ORDONNANCE D’INCIDENT
DU 07 JANVIER 2025

DEMANDEURS :

Association ADC FRANCE, SIRET 33099551500047, prise en la personne de son président M. [K] [T]
[Adresse 6]
[Localité 9]
représentée par Me Florent MEREAU, avocat au barreau de LILLE, Me Arnaud DELOMEL, avocat au barreau de RENNES

Mme [G] [B]
[Adresse 13]
[Localité 14]
représentée par Me Florent MEREAU, avocat au barreau de LILLE, Me Arnaud DELOMEL, avocat au barreau de RENNES

M. [C] [P]
[Adresse 1]
[Localité 8]
représenté par Me Florent MEREAU, avocat au barreau de LILLE, Me Arnaud DELOMEL, avocat au barreau de RENNES

Mme [O] [A]
[Adresse 3]
[Localité 11]
représentée par Me Florent MEREAU, avocat au barreau de LILLE, Me Arnaud DELOMEL, avocat au barreau de RENNES

Mme [F] [E]
[Adresse 2]
[Localité 15]
représentée par Me Florent MEREAU, avocat au barreau de LILLE, Me Arnaud DELOMEL, avocat au barreau de RENNES

M. [N] [E]
[Adresse 2]
[Localité 15]
représenté par Me Florent MEREAU, avocat au barreau de LILLE, Me Arnaud DELOMEL, avocat au barreau de RENNES

Mme [W] [I]
[Adresse 7]
[Localité 16]
représentée par Me Florent MEREAU, avocat au barreau de LILLE, Me Arnaud DELOMEL, avocat au barreau de RENNES

M. [J] [R]
[Adresse 4]
[Localité 10]
représenté par Me Florent MEREAU, avocat au barreau de LILLE, Me Arnaud DELOMEL, avocat au barreau de RENNES

DÉFENDERESSE :

S.A. CREDIT DU NORD société anonyme au capital de 890.491.248
immatriculée au RCS DE LILLE METROPOLE sous le n° 456 504 851
[Adresse 5]
[Localité 12]/FRANCE
représentée par Me Caroline CHAMBAERT, avocat au barreau de LILLE

COMPOSITION

Juge de la mise en État : Maureen DE LA MALENE, Juge,

GREFFIER

Dominique BALAVOINE, Greffier

DÉBATS :

A l’audience publique du 3 décembre 2024 , date à laquelle l’affaire a été mise en délibéré,les avocats ont été avisés que l’ordonnance serait rendue le 07 Janvier 2025.

Ordonnance : contradictoire, en premier ressort, mise à disposition au Greffe le 07 Janvier 2025, et signée par Maureen DE LA MALENE, Juge de la Mise en État, assistée de Dominique BALAVOINE, Greffier.

EXPOSE DU LITIGE

La société Exclusive Gemstone a pour activité la vente de diamants aux particuliers.
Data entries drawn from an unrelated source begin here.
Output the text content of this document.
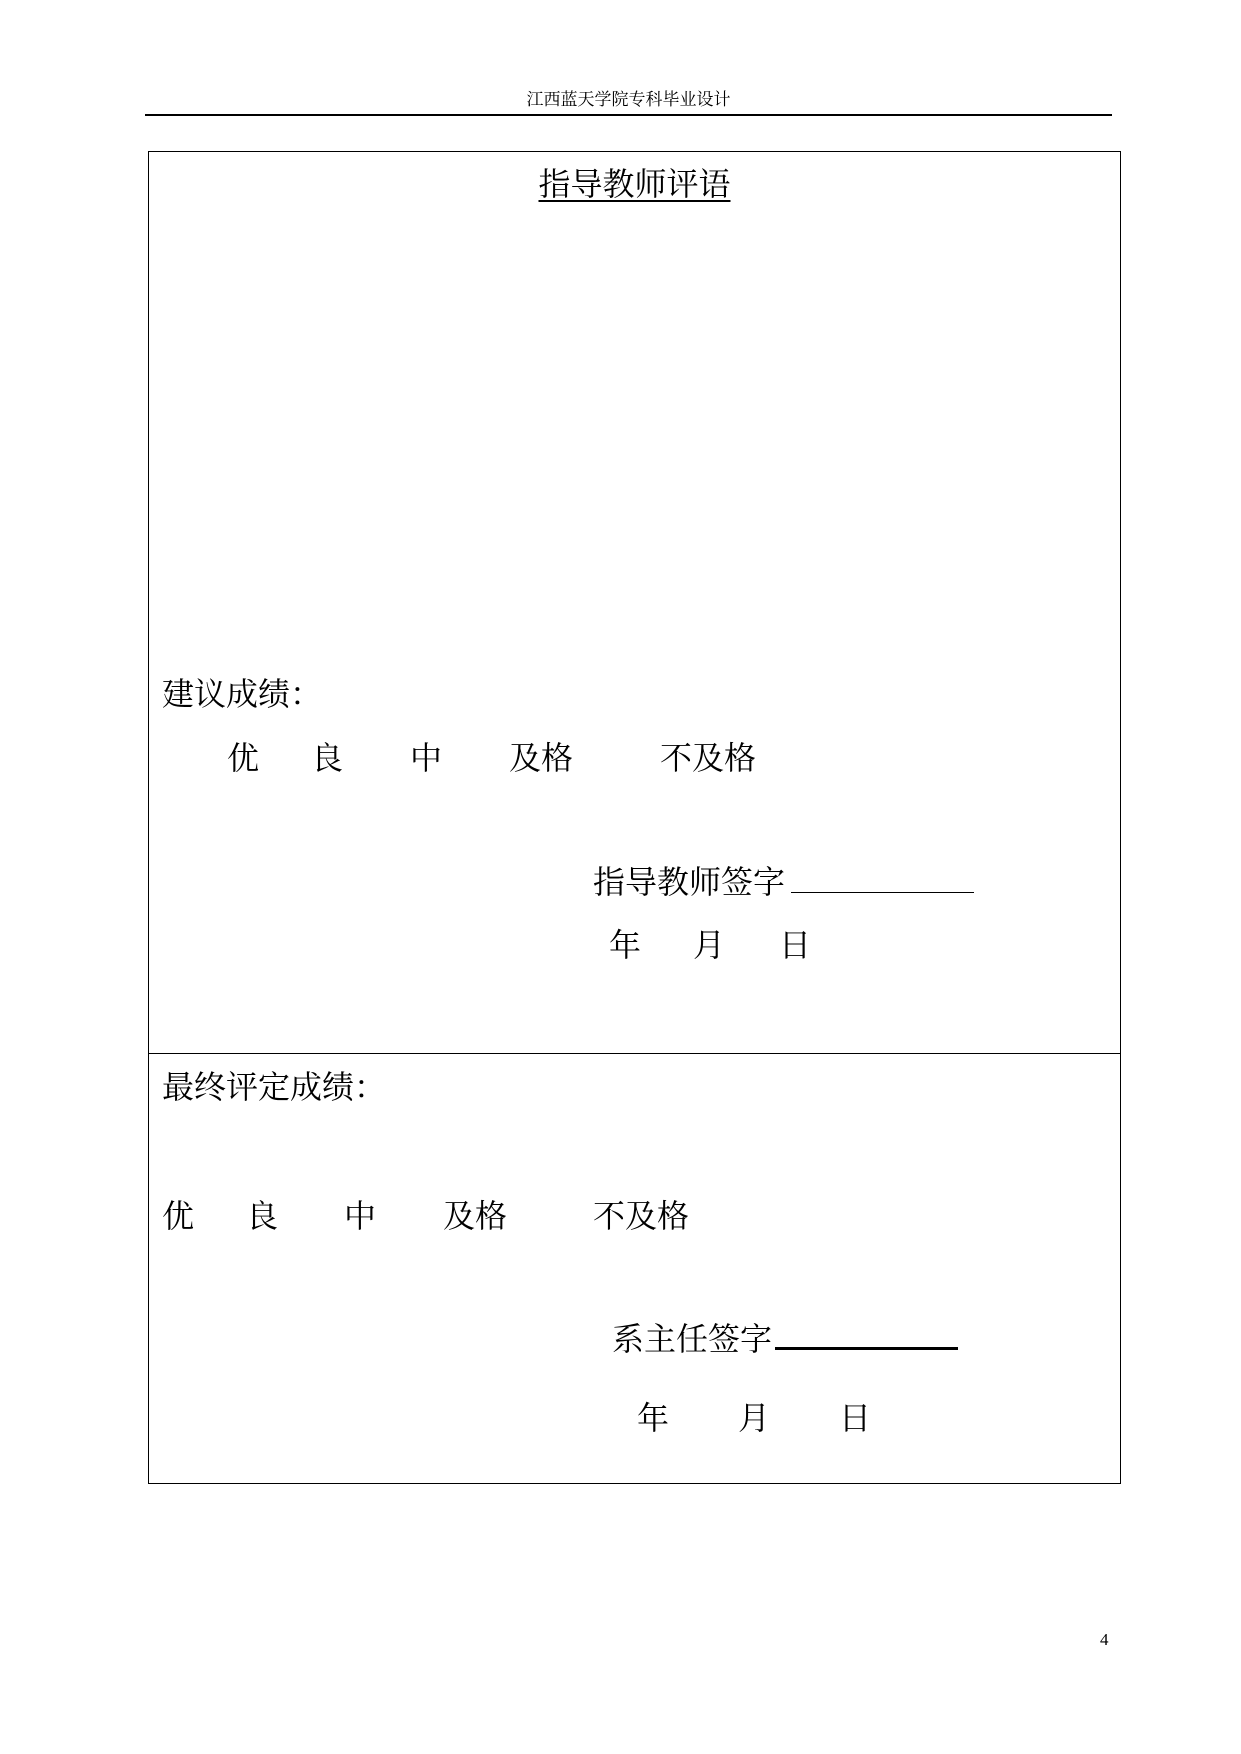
江西蓝天学院专科毕业设计
指导教师评语
建议成绩：
优 良 中 及格	不及格
指导教师签字
年 月 日
最终评定成绩：
优 良 中 及格	不及格
系主任签字
年 月 日
4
Mme [G] [B], M. [C] [P], Mme [O] [A], Mme [F] [E], M. [N] [E], Mme [W] [I] et M. [J] [R] se sont portés acquéreurs de diamants auprès de cette société.

Dans ce cadre, les acheteurs ont effectué le paiement des acquisitions sur le compte ouvert par la société Exclusive Gemstone auprès de la société Crédit du Nord.

En 2017, une information judiciaire a été ouverte à l’encontre de la société Exclusive Gemstone et ses dirigeants, pour des faits d’escroquerie en bande organisée, blanchiment en bande organisée, exercice illégal de l’activité de conseiller en investissement financier, démarchage financier illicite et abus de biens sociaux.

* * *

Par acte signifié le 3 août 2021, l’Association de Défense de Consommateurs de France (ci-après l’ADC France), Mme [B], M. [P], Mme [A], Mme [E], M. [E], Mme [I] et M. [R] ont assigné en responsabilité la société Crédit du Nord devant le tribunal judiciaire de Lille.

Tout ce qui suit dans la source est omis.